St Magnus the Martyr has to be one of the most oddly dedicated churches in London. Indeed, for many years there was confusion over which St Magnus it was dedicated to – candidates including  a second and a third century martyr and a Viking who was slain in the Orkney Isles around 900 years ago.

Revived interest in the latter St Magnus in the early 20th century thanks to the discovery of his remains hidden in a pillar in the Orkney ‘capital’ of Kirkwall , however, led to a confirmation of the church’s dedication in 1924.

There is believed to have been a church on the site since Roman times (a fact which has contributed to the confusion over it’s more recent dedication) but its first known mention as that of St Magnus is shortly after the Norman Conquest.

The church’s location, on the approach to London Bridge (see the picture, right, of the church tower overlooking the Thames), meant it occupied an important place in the life of medieval London.
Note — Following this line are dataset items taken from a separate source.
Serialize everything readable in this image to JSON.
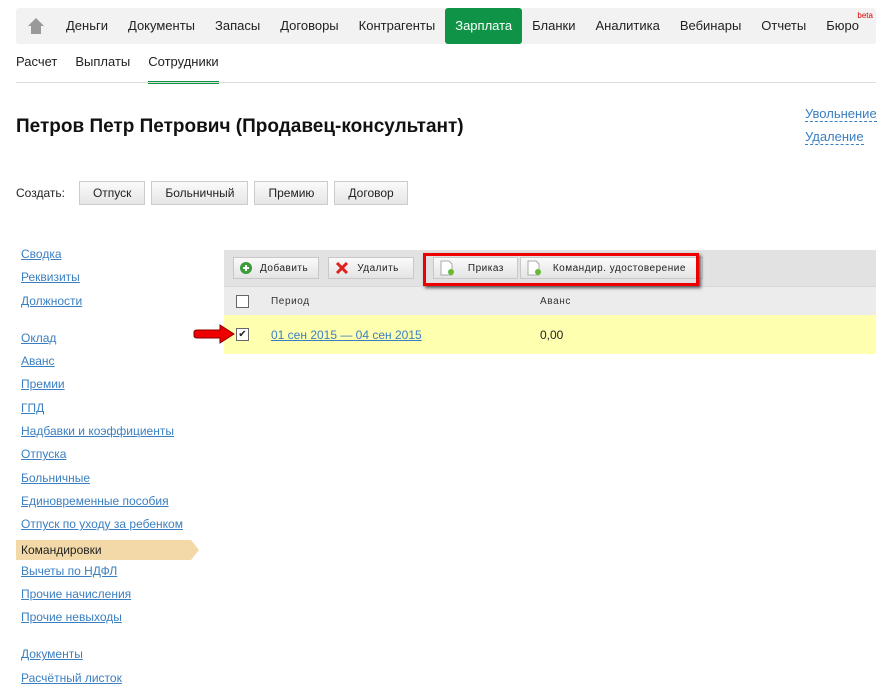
{
  "nav": {
    "items": [
      "Деньги",
      "Документы",
      "Запасы",
      "Договоры",
      "Контрагенты",
      "Зарплата",
      "Бланки",
      "Аналитика",
      "Вебинары",
      "Отчеты",
      "Бюро"
    ],
    "active": "Зарплата",
    "beta": "beta"
  },
  "subtabs": [
    "Расчет",
    "Выплаты",
    "Сотрудники"
  ],
  "title": "Петров Петр Петрович (Продавец-консультант)",
  "right_links": {
    "dismiss": "Увольнение",
    "delete": "Удаление"
  },
  "create": {
    "label": "Создать:",
    "buttons": [
      "Отпуск",
      "Больничный",
      "Премию",
      "Договор"
    ]
  },
  "sidebar": {
    "group1": [
      "Сводка",
      "Реквизиты",
      "Должности"
    ],
    "group2": [
      "Оклад",
      "Аванс",
      "Премии",
      "ГПД",
      "Надбавки и коэффициенты",
      "Отпуска",
      "Больничные",
      "Единовременные пособия",
      "Отпуск по уходу за ребенком",
      "Командировки",
      "Вычеты по НДФЛ",
      "Прочие начисления",
      "Прочие невыходы"
    ],
    "group3": [
      "Документы",
      "Расчётный листок"
    ],
    "active": "Командировки"
  },
  "toolbar": {
    "add": "Добавить",
    "delete": "Удалить",
    "order": "Приказ",
    "certificate": "Командир. удостоверение"
  },
  "table": {
    "columns": [
      "Период",
      "Аванс"
    ],
    "rows": [
      {
        "period": "01 сен 2015 — 04 сен 2015",
        "advance": "0,00",
        "checked": true
      }
    ]
  },
  "colors": {
    "accent": "#0f9447",
    "highlight": "#ff0000",
    "row": "#ffffb0"
  }
}
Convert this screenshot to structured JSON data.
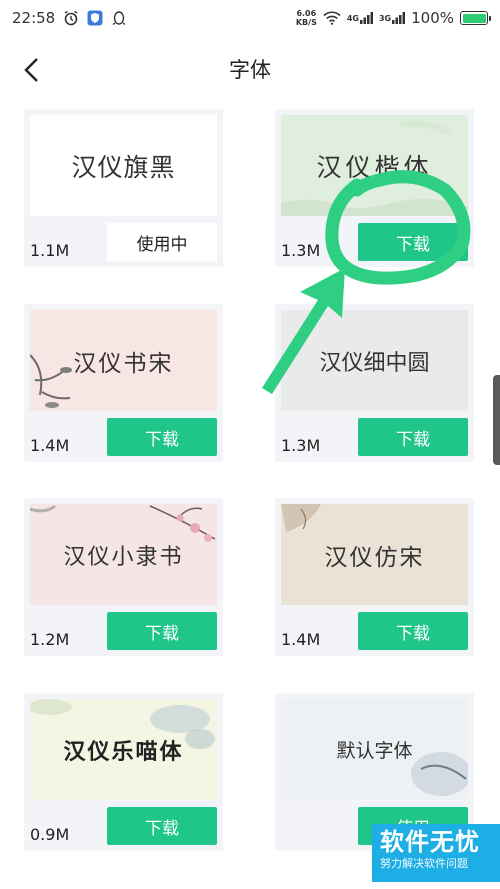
{
  "status_bar": {
    "time": "22:58",
    "net_speed_value": "6.06",
    "net_speed_unit": "KB/S",
    "signal1_label": "4G",
    "signal2_label": "3G",
    "battery": "100%",
    "battery_level": 1.0,
    "left_icons": [
      "alarm-icon",
      "shield-app-icon",
      "qq-penguin-icon"
    ],
    "right_icons": [
      "wifi-icon",
      "signal-4g-icon",
      "signal-3g-icon",
      "battery-icon"
    ]
  },
  "header": {
    "title": "字体",
    "back_icon": "chevron-left-icon"
  },
  "fonts": [
    {
      "name": "汉仪旗黑",
      "size": "1.1M",
      "action": "使用中",
      "state": "in-use",
      "bg": "#ffffff"
    },
    {
      "name": "汉仪楷体",
      "size": "1.3M",
      "action": "下载",
      "state": "download",
      "bg": "#dfeedd"
    },
    {
      "name": "汉仪书宋",
      "size": "1.4M",
      "action": "下载",
      "state": "download",
      "bg": "#f7e6e3"
    },
    {
      "name": "汉仪细中圆",
      "size": "1.3M",
      "action": "下载",
      "state": "download",
      "bg": "#e9ebeb"
    },
    {
      "name": "汉仪小隶书",
      "size": "1.2M",
      "action": "下载",
      "state": "download",
      "bg": "#f6e5e6"
    },
    {
      "name": "汉仪仿宋",
      "size": "1.4M",
      "action": "下载",
      "state": "download",
      "bg": "#ebe2d6"
    },
    {
      "name": "汉仪乐喵体",
      "size": "0.9M",
      "action": "下载",
      "state": "download",
      "bg": "#f4f5e2"
    },
    {
      "name": "默认字体",
      "size": "",
      "action": "使用",
      "state": "use",
      "bg": "#eef1f4"
    }
  ],
  "colors": {
    "accent": "#20c58a",
    "annotation": "#2ecf83",
    "watermark": "#1eaee6"
  },
  "watermark": {
    "title": "软件无忧",
    "subtitle": "努力解决软件问题"
  }
}
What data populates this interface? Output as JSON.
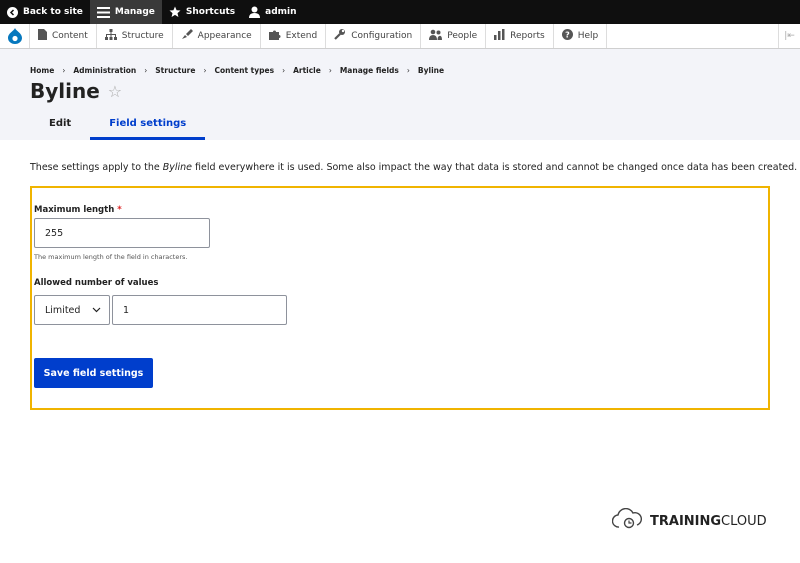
{
  "toolbar": {
    "back_label": "Back to site",
    "manage_label": "Manage",
    "shortcuts_label": "Shortcuts",
    "user_label": "admin"
  },
  "tray": {
    "items": [
      "Content",
      "Structure",
      "Appearance",
      "Extend",
      "Configuration",
      "People",
      "Reports",
      "Help"
    ]
  },
  "breadcrumb": {
    "items": [
      "Home",
      "Administration",
      "Structure",
      "Content types",
      "Article",
      "Manage fields",
      "Byline"
    ],
    "separator": "›"
  },
  "page": {
    "title": "Byline",
    "star": "☆"
  },
  "tabs": [
    {
      "label": "Edit",
      "active": false
    },
    {
      "label": "Field settings",
      "active": true
    }
  ],
  "intro": {
    "before": "These settings apply to the ",
    "field": "Byline",
    "after": " field everywhere it is used. Some also impact the way that data is stored and cannot be changed once data has been created."
  },
  "form": {
    "max_length_label": "Maximum length",
    "required_mark": "*",
    "max_length_value": "255",
    "max_length_desc": "The maximum length of the field in characters.",
    "cardinality_label": "Allowed number of values",
    "cardinality_select": "Limited",
    "cardinality_value": "1",
    "save_label": "Save field settings"
  },
  "brand": {
    "bold": "TRAINING",
    "rest": "CLOUD"
  },
  "colors": {
    "accent": "#003ecc",
    "highlight": "#f0b400",
    "toolbar_bg": "#0f0f0f"
  }
}
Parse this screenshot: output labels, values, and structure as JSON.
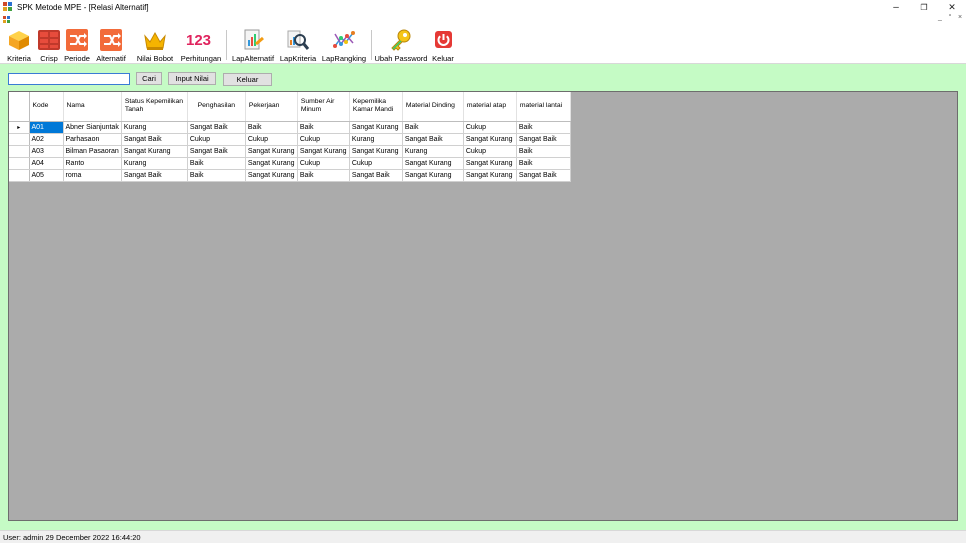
{
  "window": {
    "title": "SPK Metode MPE - [Relasi Alternatif]",
    "minimize_glyph": "–",
    "restore_glyph": "❐",
    "close_glyph": "✕"
  },
  "mdi": {
    "minimize_glyph": "_",
    "restore_glyph": "°",
    "close_glyph": "×"
  },
  "toolbar": {
    "items": [
      {
        "label": "Kriteria",
        "icon": "box-icon"
      },
      {
        "label": "Crisp",
        "icon": "brick-grid-icon"
      },
      {
        "label": "Periode",
        "icon": "shuffle-icon"
      },
      {
        "label": "Alternatif",
        "icon": "shuffle-icon"
      },
      {
        "label": "Nilai Bobot",
        "icon": "crown-icon"
      },
      {
        "label": "Perhitungan",
        "icon": "numbers-icon"
      },
      {
        "label": "LapAlternatif",
        "icon": "report-chart-icon"
      },
      {
        "label": "LapKriteria",
        "icon": "magnifier-report-icon"
      },
      {
        "label": "LapRangking",
        "icon": "network-chart-icon"
      },
      {
        "label": "Ubah Password",
        "icon": "key-icon"
      },
      {
        "label": "Keluar",
        "icon": "power-icon"
      }
    ],
    "numbers_icon_text": "123"
  },
  "form": {
    "search_value": "",
    "cari_label": "Cari",
    "input_nilai_label": "Input Nilai",
    "keluar_label": "Keluar"
  },
  "grid": {
    "row_indicator": "▸",
    "columns": [
      "Kode",
      "Nama",
      "Status Kepemilikan Tanah",
      "Penghasilan",
      "Pekerjaan",
      "Sumber Air Minum",
      "Kepemilika Kamar Mandi",
      "Material Dinding",
      "material atap",
      "material lantai"
    ],
    "rows": [
      [
        "A01",
        "Abner Sianjuntak",
        "Kurang",
        "Sangat Baik",
        "Baik",
        "Baik",
        "Sangat Kurang",
        "Baik",
        "Cukup",
        "Baik"
      ],
      [
        "A02",
        "Parhasaon",
        "Sangat Baik",
        "Cukup",
        "Cukup",
        "Cukup",
        "Kurang",
        "Sangat Baik",
        "Sangat Kurang",
        "Sangat Baik"
      ],
      [
        "A03",
        "Bilman Pasaoran",
        "Sangat Kurang",
        "Sangat Baik",
        "Sangat Kurang",
        "Sangat Kurang",
        "Sangat Kurang",
        "Kurang",
        "Cukup",
        "Baik"
      ],
      [
        "A04",
        "Ranto",
        "Kurang",
        "Baik",
        "Sangat Kurang",
        "Cukup",
        "Cukup",
        "Sangat Kurang",
        "Sangat Kurang",
        "Baik"
      ],
      [
        "A05",
        "roma",
        "Sangat Baik",
        "Baik",
        "Sangat Kurang",
        "Baik",
        "Sangat Baik",
        "Sangat Kurang",
        "Sangat Kurang",
        "Sangat Baik"
      ]
    ]
  },
  "status": {
    "text": "User: admin  29 December 2022 16:44:20"
  },
  "colors": {
    "form_background": "#c5fbc5",
    "grid_background": "#ababab",
    "selection": "#0078d7"
  }
}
Following the Reformation, the patronage of the church was held alternately by the Abbey of Bermondsey and the Abbot and Convent of Westminster – this later passed into the hands of the Bishop of London, Edmund Grindall, and it was he who appointed the church’s most famous rector, Miles Coverdale, best remembered today as a Bible translator (there is a large monument to him in the church).

The church had been repaired in the early 17th century but was destroyed completely in the Great Fire of 1666. It was subsequently rebuilt to the designs of the ubiquitous Sir Christopher Wren.

A fire in 1760 did considerable damage to Wren’s building but it was restored and improvements continued to be made on a sporadic basis until 1831 when Sir John Rennie’s new London Bridge was opened and the old bridge demolished, meaning St Magnus no longer occupied the ‘gateway’ position it had for centuries prior.

The church only received relatively minor damage during World War II when a bomb struck London Bridge but was later restored. Features of the church now include the exterior clock, which dates from 1700, and a piece of wood believed to have one formed part of the Roman wharf which has been placed under the porch.

Among those buried at St Magnus’ during medieval times were Henry Yevele, master mason to King Edward III and King Richard II (his monument was destroyed in 1666). The church still has connections to the Fishmonger’s Company and the Plumber’s Company.

WHERE: Lower Thames Street, London (nearest Tube stations are Monument and London Bridge); WHEN: 10am to 4pm Tuesday to FridayCOST: Free; WEBSITE: www.stmagnusmartyr.org.uk.